Mittelstadt has spent nearly as much time beside Okposo (319:04) as he has with Sheary. Alongside the 30-year-old winger, his Corsi-for plummets down to 44.89 on the year. Only one other player (with whom he’s skated for more than 50 minutes) has dragged down his Corsi stats more, and that’s Tage Thompson.
Guess who Mittelstadt’s second-most frequent right-winger is this season. That’s right, it’s Thompson.
Now, most of us are aware of the fact that Housley stubbornly continues to roll with a “mega-line” of Jeff Skinner, Jack Eichel and Sam Reinhart at the top of the lineup. Even if you ignore the fact that it’s completely foolish not to allow Reinhart to help catalyze his own line, there is still an alternative to Thompson and Okposo on Mittelstadt’s right side.
Enter, Jason Pominville. In 80 minutes together this season, he and Mittelstadt have accounted for a Corsi-for of 56.33. That’s not a very heavy sample-size, but shouldn’t that be enough to inspire Housley to at least try a line of Sheary-Mittelstadt-Pominville, especially if he insists on keeping Reinhart on the top line? Sadly, that trio has spent a whopping 20:34 together this season.

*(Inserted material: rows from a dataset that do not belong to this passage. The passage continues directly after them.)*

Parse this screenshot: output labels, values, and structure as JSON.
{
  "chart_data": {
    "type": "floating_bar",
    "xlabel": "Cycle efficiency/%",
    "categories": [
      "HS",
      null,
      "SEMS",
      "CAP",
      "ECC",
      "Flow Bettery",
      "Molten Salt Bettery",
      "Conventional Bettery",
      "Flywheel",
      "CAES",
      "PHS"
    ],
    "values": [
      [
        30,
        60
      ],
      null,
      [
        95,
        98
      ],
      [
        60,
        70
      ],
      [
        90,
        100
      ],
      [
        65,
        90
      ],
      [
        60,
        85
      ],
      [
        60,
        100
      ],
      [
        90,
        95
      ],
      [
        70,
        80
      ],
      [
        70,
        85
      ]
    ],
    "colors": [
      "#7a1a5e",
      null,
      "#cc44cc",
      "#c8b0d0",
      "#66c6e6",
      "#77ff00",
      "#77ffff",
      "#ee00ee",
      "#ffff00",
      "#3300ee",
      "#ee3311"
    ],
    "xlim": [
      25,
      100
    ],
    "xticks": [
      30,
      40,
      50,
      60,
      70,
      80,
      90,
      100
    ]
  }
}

So, not only has the organization placed Mittelstadt into a top-six role that he probably wasn’t ready for, but they’ve saddled him with a pair of offensive voids in Okposo and Thompson for a vast majority of the season. This certainly doesn’t help quell the narrative that Housley is utterly tone-deaf when it comes to lineup optimization. The offensive zone-starts and other underlying factors are washed-out to an extent when you consider the fact that Housley has essentially deployed two-thirds of a competent second line all year (a decision for which there were, and continue to be, viable alternatives).
Perhaps pointing to the Sabres’ lack of depth at wing is a misguided endeavor. The data shows us that there has always been an alternative to the perpetually ineffective winger combinations that Housley has rolled out on the second line. Don’t expect the second-year head coach to recognize that fact, however. His answer is apparently to separate Mittelstadt from Sheary and instead place offensive powerhouse, Scott Wilson on his left side. At least Housley was intelligent enough to put Sheary with Rodrigues (a duo that holds a Corsi-for of 56.01 this season) so that’s... something.

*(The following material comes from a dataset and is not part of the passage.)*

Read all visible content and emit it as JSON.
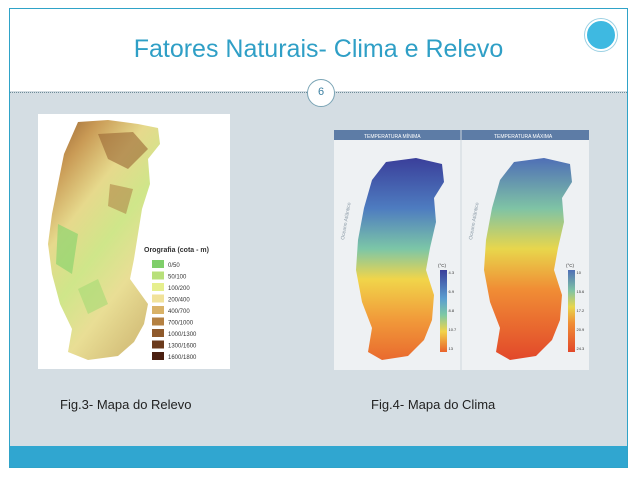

Now let’s get to the good news. Despite the sub-optimal right-wingers he’s dealt with this season, Mittelstadt’s numbers are trending up as we approach the final stretch of games. His rolling expected-goals average continues to climb as he has increasingly done a much better job of getting himself into high-danger areas (something he wasn’t doing with the same frequency earlier in the season).
He’s also doing a better job of reducing his average shot-distance. This development has translated into a modest uptick in point production as well. Over the last 12 games, he has registered six points. Far from earth-shattering, but well above his season average.
If he can close-out the year at that pace, it will help fortify the theory that he’s making marked progress despite somewhat pedestrian base statistics that have been dragged down by back-to-back point droughts (five and seven games, respectively) that took place in December (that’s the massive dip you’ll find on the xG chart above).
Long story short, despite what some believe, in the time that Mittelstadt has spent with linemates that aren’t completely useless, he’s actually done quite well. What’s even more encouraging is the progress he seems to be making despite still being saddled with less-than optimal wingmen. That fact alone should be enough to inspire optimism that the Sabres’ seemingly short-sighted developmental track (in this case) hasn’t derailed his growth. If Jason Botterill can adequately address the team’s depth on the wing this offseason, perhaps we’ll see the Minnesota product soar to new heights in 2019-20.